Once an addiction is developed, the current policies and culture within the military can make it difficult for service members to seek help. Substance abuse problems are known to exist in the military, from drugs to alcohol to tobacco. Seeking help for opioids, however, can have the most consequences. The DOD’s zero-tolerance drug policy makes no distinctions between recreational drugs obtained illegally and prescription medications that were originally given by a doctor. This means that servicemembers who seek help under existing programs can be dishonorably discharged or sent to criminal trial. The culture and stigmas around mental health care in general within the military, with many members expressing concerns accessing it would end their careers, make the situation worse.
Not seeking help has impacts separate from continual impaired judgment. Whether via prescription or illicit means, the longer an opioid is used, the more likely it is that a tolerance to it will be developed. This requires using more of that drug to receive an effect or using a stronger one in its place. The more you consume, the greater the risk of overdose or loss of life. Within the military, both result from one opioid in particular: fentanyl. Fentanyl is also the primary opioid with a worsening problem despite fewer prescriptions for opioids being written. As a result, 88% of overdose deaths in 2021 involved fentanyl, along with half of the 332 drug and alcohol overdose deaths between 2017 and 2021.
Though policymakers and the DOD have worked to address the problem, more needs to be done. Steps taken to prevent addictions in the first place, such as the military health system prescribing fewer opioids, can be taken further. Funding additional research into the development of vaccines against the effects of heroin, for example, could help prevent the use of the most illegal opioids. Prescribing fewer opioids is not enough on its own to maintain the combat readiness of the military when many are already addicted. The risk of discharge or imprisonment serves as a barrier to seeking help, but it also can result in a loss of expertise in which the military has already invested. Drug use should not be without consequence, but the current zero-tolerance policy needs to be reassessed. Treating heroin use the same as a prescribed opioid ignores the circumstances by which service members develop their disorder and dismisses the responsibility the government has when its doctors recommended those highly addictive drugs be administered.

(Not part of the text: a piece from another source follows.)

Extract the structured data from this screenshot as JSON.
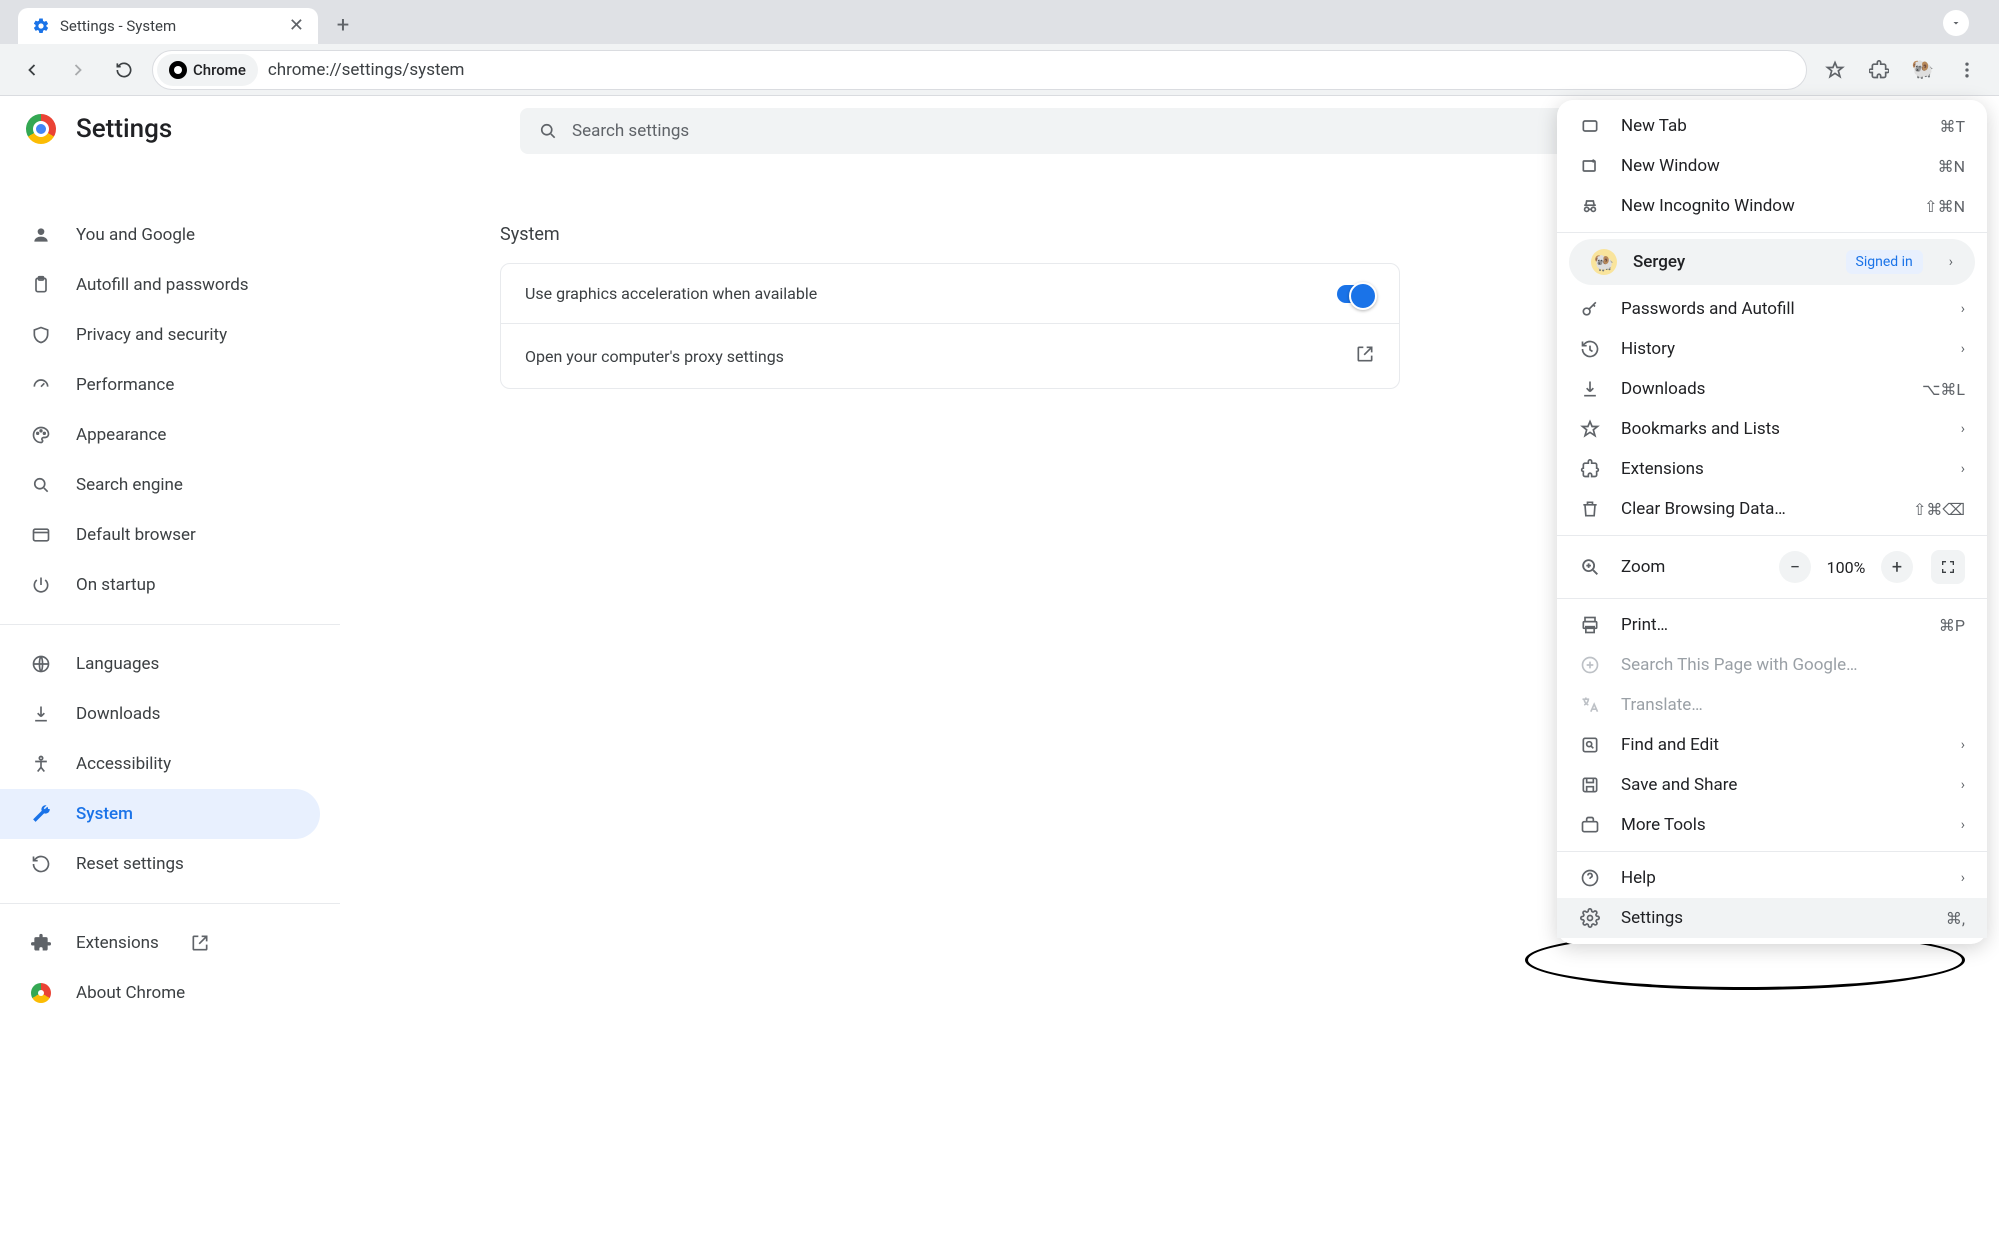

As the third decade of the opioid epidemic closes, awareness of the problem and its impacts exists, but the end does not yet seem in sight. Some efforts to address the problem do show promise, such as a treatment to prevent fentanyl overdoses. Yet, with new opioids ten times more powerful than fentanyl appearing in the illicit drug supply, efforts to address the problem are more important than ever. Addiction is a disorder, and its effects on the brain’s ability to make choices are not permanent. Reevaluating the zero-tolerance policy to discourage drug use and treat the problem while recognizing the role military medicine plays in some cases allows for improved security with a healthier, less impaired military.